Dalam tiap tarikan nafasku, selalu terhirup aroma hujan yang berbaur dengan tanah. Aku mematung tepat di depan jendela kamar. Menangkap siluet hujan turun saksama di sana sini. rintik hujan yang jatuh merata di aspal jalan depan rumahku. Pikiranku layaknya kapal di laut lepas. Berlayar bebas tanpa hambatan.

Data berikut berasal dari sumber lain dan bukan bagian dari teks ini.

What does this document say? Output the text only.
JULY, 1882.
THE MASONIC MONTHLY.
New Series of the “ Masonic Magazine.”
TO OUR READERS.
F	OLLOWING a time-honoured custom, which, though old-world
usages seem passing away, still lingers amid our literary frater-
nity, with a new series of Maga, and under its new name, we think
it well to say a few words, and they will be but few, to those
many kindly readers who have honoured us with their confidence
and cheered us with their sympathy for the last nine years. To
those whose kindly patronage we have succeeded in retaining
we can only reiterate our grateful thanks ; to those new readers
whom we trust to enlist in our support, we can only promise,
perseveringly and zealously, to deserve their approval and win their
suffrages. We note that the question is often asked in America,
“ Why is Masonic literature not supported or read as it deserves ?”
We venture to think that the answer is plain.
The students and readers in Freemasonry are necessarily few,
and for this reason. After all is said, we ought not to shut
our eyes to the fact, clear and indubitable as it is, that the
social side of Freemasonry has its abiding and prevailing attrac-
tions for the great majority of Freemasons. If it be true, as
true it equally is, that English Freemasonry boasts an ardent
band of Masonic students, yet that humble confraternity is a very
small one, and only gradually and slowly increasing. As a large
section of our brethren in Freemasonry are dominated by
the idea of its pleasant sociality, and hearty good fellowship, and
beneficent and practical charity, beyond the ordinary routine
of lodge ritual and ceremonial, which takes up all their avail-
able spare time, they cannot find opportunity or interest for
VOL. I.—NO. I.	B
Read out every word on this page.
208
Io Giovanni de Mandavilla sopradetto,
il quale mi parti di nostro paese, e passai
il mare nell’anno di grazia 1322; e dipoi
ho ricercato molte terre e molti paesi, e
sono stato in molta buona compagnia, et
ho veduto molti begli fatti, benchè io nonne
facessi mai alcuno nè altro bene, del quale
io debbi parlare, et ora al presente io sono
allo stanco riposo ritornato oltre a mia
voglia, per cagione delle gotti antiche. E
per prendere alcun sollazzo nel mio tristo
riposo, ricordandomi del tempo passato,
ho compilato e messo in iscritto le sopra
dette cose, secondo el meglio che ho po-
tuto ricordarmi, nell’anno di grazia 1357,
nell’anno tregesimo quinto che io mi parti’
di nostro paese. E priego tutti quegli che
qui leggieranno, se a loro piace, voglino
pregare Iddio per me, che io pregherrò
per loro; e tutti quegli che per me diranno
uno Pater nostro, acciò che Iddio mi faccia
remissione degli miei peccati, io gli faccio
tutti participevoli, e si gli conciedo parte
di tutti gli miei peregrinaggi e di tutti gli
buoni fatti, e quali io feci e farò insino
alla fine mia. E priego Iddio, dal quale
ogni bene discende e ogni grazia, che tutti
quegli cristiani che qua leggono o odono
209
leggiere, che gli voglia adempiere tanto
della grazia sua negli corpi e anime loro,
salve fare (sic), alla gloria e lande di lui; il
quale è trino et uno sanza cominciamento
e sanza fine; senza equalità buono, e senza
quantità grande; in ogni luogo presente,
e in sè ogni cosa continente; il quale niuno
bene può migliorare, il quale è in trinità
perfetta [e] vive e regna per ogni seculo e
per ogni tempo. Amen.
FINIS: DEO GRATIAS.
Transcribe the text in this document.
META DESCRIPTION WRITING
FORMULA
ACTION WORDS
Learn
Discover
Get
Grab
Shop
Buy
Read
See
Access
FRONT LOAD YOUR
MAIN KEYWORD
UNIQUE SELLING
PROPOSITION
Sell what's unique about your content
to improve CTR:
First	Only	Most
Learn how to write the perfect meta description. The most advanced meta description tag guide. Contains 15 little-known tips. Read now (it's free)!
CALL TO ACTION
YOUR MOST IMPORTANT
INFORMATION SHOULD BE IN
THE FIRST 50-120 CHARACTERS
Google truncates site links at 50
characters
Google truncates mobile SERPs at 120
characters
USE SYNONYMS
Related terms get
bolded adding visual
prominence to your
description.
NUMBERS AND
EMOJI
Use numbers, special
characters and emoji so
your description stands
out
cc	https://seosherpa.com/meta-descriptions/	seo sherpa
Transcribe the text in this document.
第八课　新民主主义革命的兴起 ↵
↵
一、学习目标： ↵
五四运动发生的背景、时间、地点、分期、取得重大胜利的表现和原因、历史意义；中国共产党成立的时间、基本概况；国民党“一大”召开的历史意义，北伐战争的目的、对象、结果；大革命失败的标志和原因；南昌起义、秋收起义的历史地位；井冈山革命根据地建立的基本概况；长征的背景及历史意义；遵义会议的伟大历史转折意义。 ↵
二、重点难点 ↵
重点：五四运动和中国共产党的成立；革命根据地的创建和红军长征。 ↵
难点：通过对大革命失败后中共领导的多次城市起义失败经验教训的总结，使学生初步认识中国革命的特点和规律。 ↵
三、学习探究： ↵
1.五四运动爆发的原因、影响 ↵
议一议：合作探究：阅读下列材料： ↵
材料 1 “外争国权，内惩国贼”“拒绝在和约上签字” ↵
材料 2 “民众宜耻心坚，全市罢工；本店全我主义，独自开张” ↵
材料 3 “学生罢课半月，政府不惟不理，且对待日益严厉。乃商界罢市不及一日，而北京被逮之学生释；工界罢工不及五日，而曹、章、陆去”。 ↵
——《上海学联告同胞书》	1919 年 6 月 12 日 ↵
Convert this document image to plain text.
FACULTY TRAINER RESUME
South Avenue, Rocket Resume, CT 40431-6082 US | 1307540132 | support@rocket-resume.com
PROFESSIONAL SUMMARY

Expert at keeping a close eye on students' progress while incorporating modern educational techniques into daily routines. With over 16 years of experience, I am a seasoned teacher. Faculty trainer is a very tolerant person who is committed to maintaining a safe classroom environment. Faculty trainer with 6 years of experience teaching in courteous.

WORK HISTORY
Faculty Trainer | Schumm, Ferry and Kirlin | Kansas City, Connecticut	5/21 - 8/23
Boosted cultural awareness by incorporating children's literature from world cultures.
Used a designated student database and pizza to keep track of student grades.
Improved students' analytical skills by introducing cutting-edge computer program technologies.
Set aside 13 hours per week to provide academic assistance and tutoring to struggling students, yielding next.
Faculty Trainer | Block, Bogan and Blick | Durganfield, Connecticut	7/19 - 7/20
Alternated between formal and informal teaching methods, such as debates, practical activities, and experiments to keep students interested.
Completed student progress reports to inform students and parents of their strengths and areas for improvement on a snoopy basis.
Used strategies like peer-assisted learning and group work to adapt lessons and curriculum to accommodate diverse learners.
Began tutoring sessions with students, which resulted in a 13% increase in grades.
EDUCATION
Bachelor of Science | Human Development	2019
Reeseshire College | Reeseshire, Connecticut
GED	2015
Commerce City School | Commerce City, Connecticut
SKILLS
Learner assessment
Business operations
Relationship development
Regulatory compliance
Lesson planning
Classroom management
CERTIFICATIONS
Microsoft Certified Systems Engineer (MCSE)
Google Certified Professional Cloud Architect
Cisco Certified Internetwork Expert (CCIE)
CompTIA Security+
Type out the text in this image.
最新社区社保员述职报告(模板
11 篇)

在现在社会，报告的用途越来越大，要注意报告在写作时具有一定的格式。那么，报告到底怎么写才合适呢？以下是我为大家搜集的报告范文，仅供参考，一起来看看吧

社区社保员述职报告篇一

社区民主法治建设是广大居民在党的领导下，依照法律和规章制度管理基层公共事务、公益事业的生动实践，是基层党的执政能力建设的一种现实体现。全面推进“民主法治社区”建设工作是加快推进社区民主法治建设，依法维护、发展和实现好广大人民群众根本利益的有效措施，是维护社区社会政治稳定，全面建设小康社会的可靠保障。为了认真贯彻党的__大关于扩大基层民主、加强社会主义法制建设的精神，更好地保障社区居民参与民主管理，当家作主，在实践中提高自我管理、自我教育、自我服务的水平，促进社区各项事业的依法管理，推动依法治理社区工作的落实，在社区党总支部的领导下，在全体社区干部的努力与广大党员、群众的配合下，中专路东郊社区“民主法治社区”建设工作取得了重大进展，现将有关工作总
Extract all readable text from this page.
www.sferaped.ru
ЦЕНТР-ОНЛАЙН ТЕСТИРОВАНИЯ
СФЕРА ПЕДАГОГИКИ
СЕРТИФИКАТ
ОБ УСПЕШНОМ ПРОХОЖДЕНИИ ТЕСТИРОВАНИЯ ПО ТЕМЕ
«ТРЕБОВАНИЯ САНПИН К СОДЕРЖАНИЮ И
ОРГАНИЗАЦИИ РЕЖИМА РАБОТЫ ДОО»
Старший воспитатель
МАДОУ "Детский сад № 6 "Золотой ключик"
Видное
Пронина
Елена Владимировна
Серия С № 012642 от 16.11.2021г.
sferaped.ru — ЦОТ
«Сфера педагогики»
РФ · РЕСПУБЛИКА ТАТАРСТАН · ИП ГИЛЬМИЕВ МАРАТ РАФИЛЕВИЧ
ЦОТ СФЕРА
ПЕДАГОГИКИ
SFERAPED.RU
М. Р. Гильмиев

Bogor adalah tanahku, tempatnya aku lahir. Tidak bisa dielakan bahwa kota Bogor adalah tempat paling ajaib di negeri ini. Tiap hari angin selalu membawa awan gelap untuk menyelimuti langit kota. Pertanda hujan akan mengguyur se-isi kota.

Hujan dapat aku tafsirkan sebagai tempatnya ketenangan berkumpul. Walaupun mereka keroyokan, tetapi saat menimpa atap rumah layaknya dentingan piano yang dimainkan, tuts yang berulang kali di tekan dalam irama konsiten.

Rasanya kepingan masa lalu memanggil-manggil di telinga. Ya, kenangan manis bersama gadis kecil yang tinggal di samping rumahku.

Waktu itu hujan turun dengan derasnya. Kakiku berjinjit dan melompat-lombat di genangan air. Ditemani gadis kecil bergaun putih, dengan renda di pucuk bawah gaunnya.

Tawa kami berbaur dengan derasnya hujan. Kami terikat oleh pesona rintik air hujan, seolah benar yang dikatakan sahabatku ini "kita adalah bagian dari hujan, sampai kapanpun kita adalah tetes terakhir dari rintikan hujan yang turun"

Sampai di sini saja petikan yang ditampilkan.